Un soir, alors qu’elle nettoyait une écurie, elle entendit son employeur mentionner le nom « Frésius ». Depuis tout ce temps passé à survivre, il n’avait jamais quitté son esprit, évoquant tour à tour la honte et la mélancolie. L’entendre prononcé de vive voix par un autre réveilla un sentiment d’urgence. Jude interrogea son employeur à la première occasion. Il l’informa qu’il s’agissait du patriarche d’une famille établie à la Ferme du Rouge Gorge.
L’artiste pensa qu’il y avait peu de chance qu’il s’agisse du devin. Elle l’avait toujours imaginé comme un personnage redoutable et mystérieux, à mille lieues d'un vieux paysan entouré d’oiseaux dodus. En l’absence d’autres pistes, Jude partit à sa rencontre.
Cette fameuse ferme semblait prospère, ses vergers fleuris et son bétail bovin gras et placide.
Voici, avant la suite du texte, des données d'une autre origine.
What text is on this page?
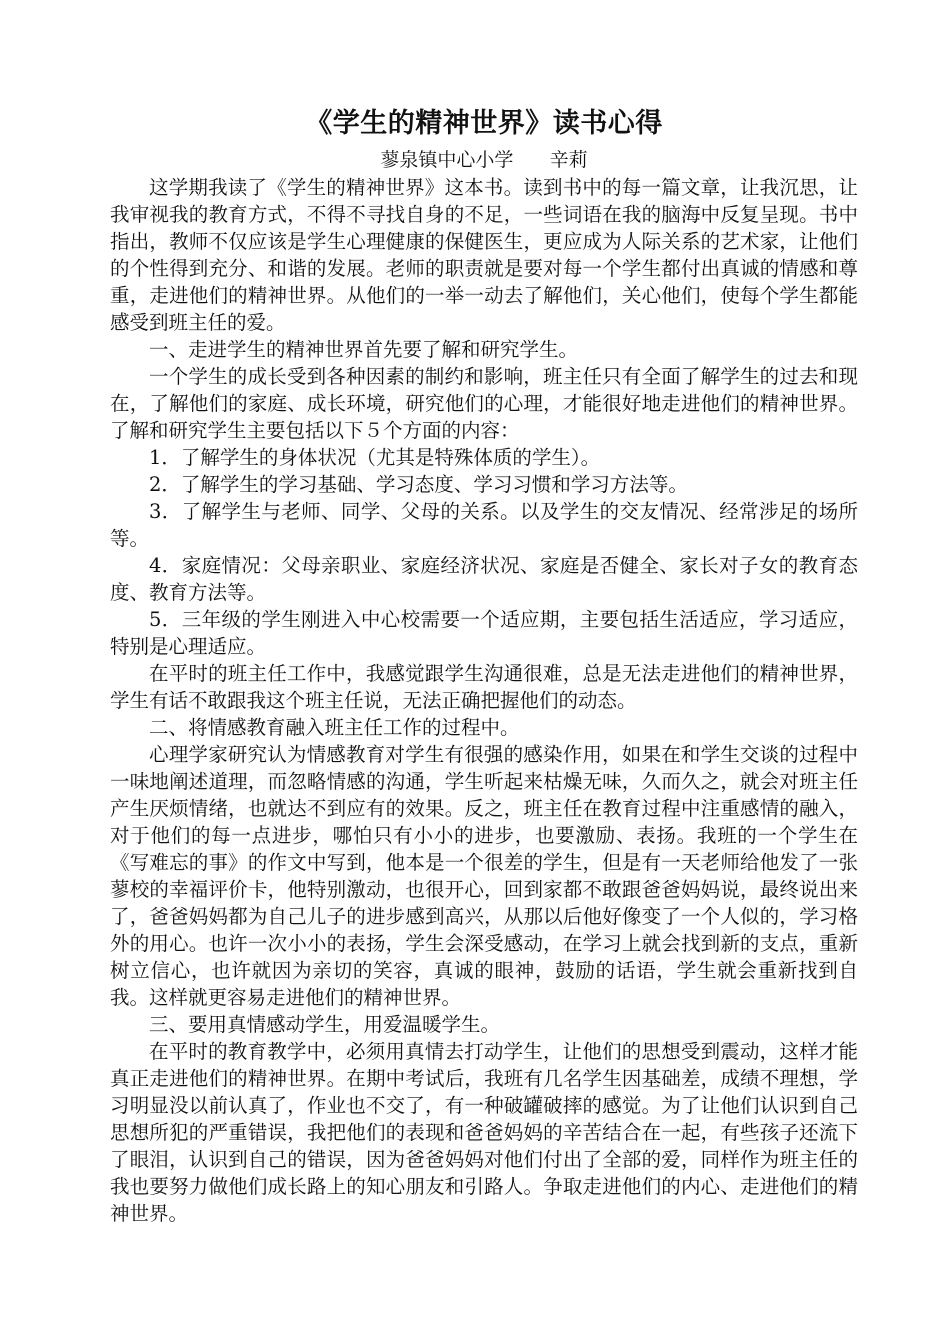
《学生的精神世界》读书心得

蓼泉镇中心小学      辛莉

这学期我读了《学生的精神世界》这本书。读到书中的每一篇文章，让我沉思，让我审视我的教育方式，不得不寻找自身的不足，一些词语在我的脑海中反复呈现。书中指出，教师不仅应该是学生心理健康的保健医生，更应成为人际关系的艺术家，让他们的个性得到充分、和谐的发展。老师的职责就是要对每一个学生都付出真诚的情感和尊重，走进他们的精神世界。从他们的一举一动去了解他们，关心他们，使每个学生都能感受到班主任的爱。

一、走进学生的精神世界首先要了解和研究学生。

一个学生的成长受到各种因素的制约和影响，班主任只有全面了解学生的过去和现在，了解他们的家庭、成长环境，研究他们的心理，才能很好地走进他们的精神世界。了解和研究学生主要包括以下５个方面的内容：

1．了解学生的身体状况（尤其是特殊体质的学生）。

2．了解学生的学习基础、学习态度、学习习惯和学习方法等。

3．了解学生与老师、同学、父母的关系。以及学生的交友情况、经常涉足的场所等。

4．家庭情况：父母亲职业、家庭经济状况、家庭是否健全、家长对子女的教育态度、教育方法等。

5．三年级的学生刚进入中心校需要一个适应期，主要包括生活适应，学习适应，特别是心理适应。

在平时的班主任工作中，我感觉跟学生沟通很难，总是无法走进他们的精神世界，学生有话不敢跟我这个班主任说，无法正确把握他们的动态。

二、将情感教育融入班主任工作的过程中。

心理学家研究认为情感教育对学生有很强的感染作用，如果在和学生交谈的过程中一味地阐述道理，而忽略情感的沟通，学生听起来枯燥无味，久而久之，就会对班主任产生厌烦情绪，也就达不到应有的效果。反之，班主任在教育过程中注重感情的融入，对于他们的每一点进步，哪怕只有小小的进步，也要激励、表扬。我班的一个学生在《写难忘的事》的作文中写到，他本是一个很差的学生，但是有一天老师给他发了一张蓼校的幸福评价卡，他特别激动，也很开心，回到家都不敢跟爸爸妈妈说，最终说出来了，爸爸妈妈都为自己儿子的进步感到高兴，从那以后他好像变了一个人似的，学习格外的用心。也许一次小小的表扬，学生会深受感动，在学习上就会找到新的支点，重新树立信心，也许就因为亲切的笑容，真诚的眼神，鼓励的话语，学生就会重新找到自我。这样就更容易走进他们的精神世界。

三、要用真情感动学生，用爱温暖学生。

在平时的教育教学中，必须用真情去打动学生，让他们的思想受到震动，这样才能真正走进他们的精神世界。在期中考试后，我班有几名学生因基础差，成绩不理想，学习明显没以前认真了，作业也不交了，有一种破罐破摔的感觉。为了让他们认识到自己思想所犯的严重错误，我把他们的表现和爸爸妈妈的辛苦结合在一起，有些孩子还流下了眼泪，认识到自己的错误，因为爸爸妈妈对他们付出了全部的爱，同样作为班主任的我也要努力做他们成长路上的知心朋友和引路人。争取走进他们的内心、走进他们的精神世界。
Même occupés, ses habitants semblaient heureux. La voyant approcher, un grand gaillard d’une quarantaine d’années l’aborda chaleureusement. Jude annonça la raison de sa venue.
- Je suis à la recherche d’un certain Frésius.
Jude redoutait qu’il s’agisse de cet homme, bien trop jeune pour qu’il puisse s’agir du traître d’Herparra. Elle fut rapidement rassurée.
- Ah oui, mon père ! On vous envoie pour travailler ?
- Non, c’est une longue histoire… Ma mère a un problème et je pense qu’il est le seul à pouvoir l’aider.
Jude se garda bien de mentionner sa région ou sa ville d’origine. Cela n’empêcha pas le fils de se méfier. Il finit par accepter sa requête, surveillant ses moindres mouvements alors qu’il l’accompagnait au domaine familial.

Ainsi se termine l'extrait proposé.